Voice Engine is impressive voice cloning technology but are we ready for it? Not yet according to its maker OpenAI, as it’s only allowed private testing with a small group of trusted partners.
OpenAI is sharing examples but not public access to its synthetic voice technology.
What makes Voice Engine different to other cloning applications is speed. From a 15 second sample, it can build a believable synthesised version of a real person speaking. All you do is write a phrase and it will convert that text into voice.
OpenAI is testing the waters with Voice Engine and Sora. Both are world changing platforms which must be used responsibly. By giving the world a working preview, OpenAI can take steps to allay fears or make changes.
“We first developed Voice Engine in late 2022, and have used it to power the preset voices available in the text-to-speech API as well as ChatGPT Voice and Read Aloud,” OpenAI says on its blog.
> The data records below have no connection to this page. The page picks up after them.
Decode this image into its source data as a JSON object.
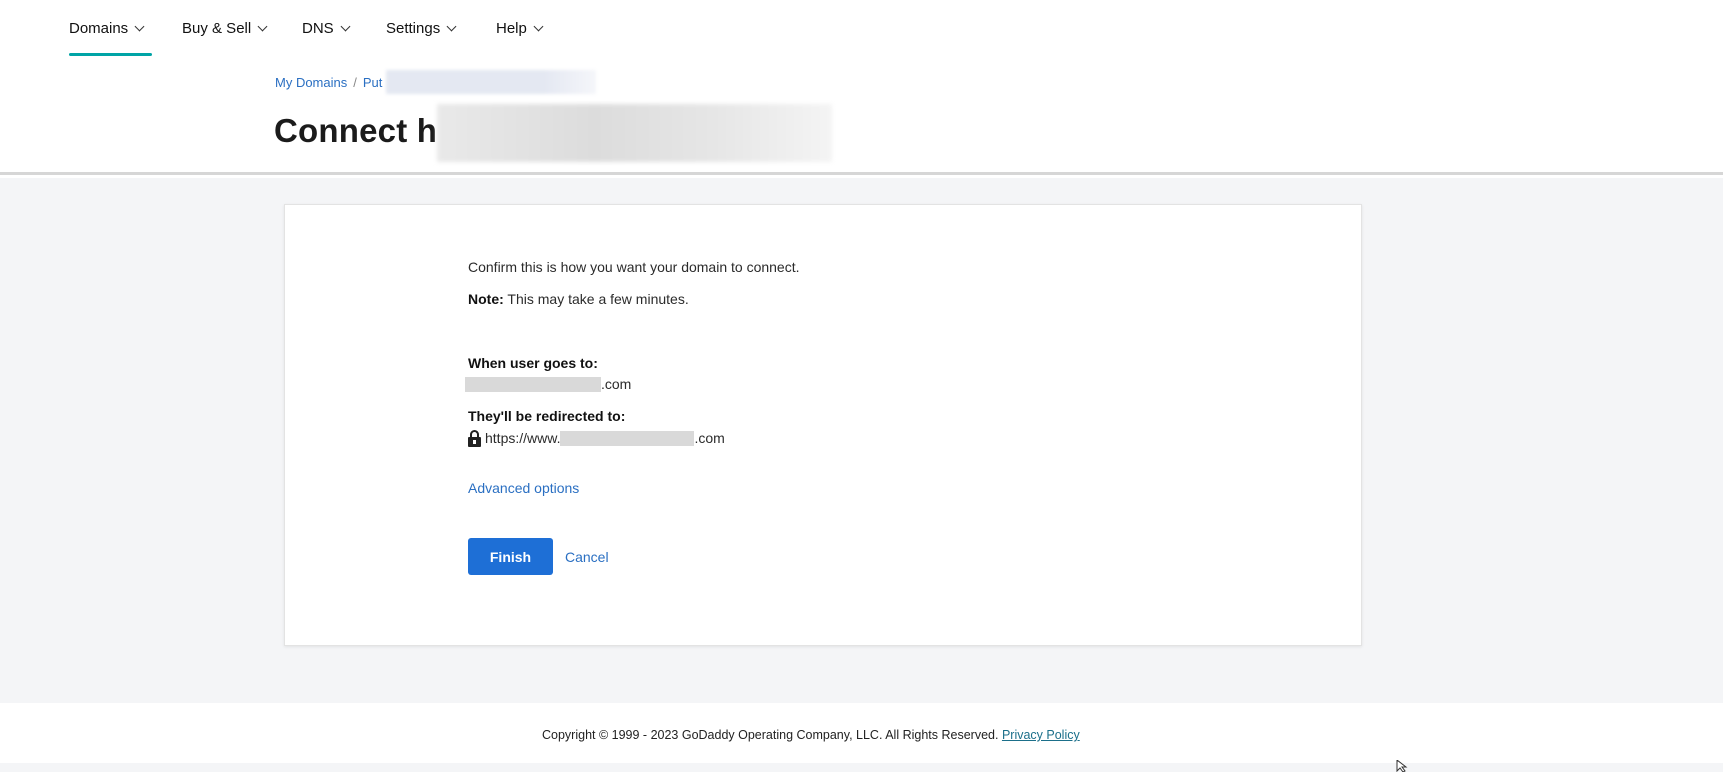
{
  "nav": {
    "items": [
      {
        "label": "Domains",
        "icon": "chevron-down-icon"
      },
      {
        "label": "Buy & Sell",
        "icon": "chevron-down-icon"
      },
      {
        "label": "DNS",
        "icon": "chevron-down-icon"
      },
      {
        "label": "Settings",
        "icon": "chevron-down-icon"
      },
      {
        "label": "Help",
        "icon": "chevron-down-icon"
      }
    ],
    "active_index": 0,
    "accent_color": "#00a4a6"
  },
  "breadcrumb": {
    "items": [
      "My Domains",
      "Put"
    ],
    "separator": "/"
  },
  "page": {
    "title": "Connect h"
  },
  "card": {
    "intro": "Confirm this is how you want your domain to connect.",
    "note_label": "Note:",
    "note_text": " This may take a few minutes.",
    "from_label": "When user goes to:",
    "from_suffix": ".com",
    "to_label": "They'll be redirected to:",
    "to_prefix": "https://www.",
    "to_suffix": ".com",
    "advanced_label": "Advanced options",
    "finish_label": "Finish",
    "cancel_label": "Cancel",
    "primary_color": "#1e6fd6",
    "link_color": "#2a6fc2"
  },
  "footer": {
    "copyright": "Copyright © 1999 - 2023 GoDaddy Operating Company, LLC. All Rights Reserved.",
    "privacy_label": "Privacy Policy"
  }
}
“At the same time, we are taking a cautious and informed approach to a broader release due to the potential for synthetic voice misuse.”
We showed how it works during our Sky News Weekend Edition tech segment below.
OpenAI says it’s committed to developing “safe and broadly beneficial AI” and hoping to start a dialogue on the responsible deployment of synthetic voices. One of those responsible uses is providing reading assistance to non-readers and kids through natural-sounding animated voices. Education tech company, Age of Learning, uses Voice Engine and GPT-4 to create real-time, personalised responses to interact with students.
There are other worthy reasons for using voice cloning technology but the bad reasons are very bad. Our voice is often used to verify who we are so in the wrong hands, this type of technology could be dangerous. In fact, OpenAI is encouraging the phasing out of voice -based authentication security.
“We recognise that generating speech that resembles people’s voices has serious risks, which are especially top of mind in an election year,” OpenAI says on its blog post.
“We are engaging with U.S. and international partners from across government, media, entertainment, education, civil society and beyond to ensure we are incorporating their feedback as we build.
“We believe that any broad deployment of synthetic voice technology should be accompanied by voice authentication experiences that verify that the original speaker is knowingly adding their voice to the service and a no-go voice list that detects and prevents the creation of voices that are too similar to prominent figures.”
These are historic times. Let’s hope we look back and say in a real or synthetic voice, “gee they handled that well.”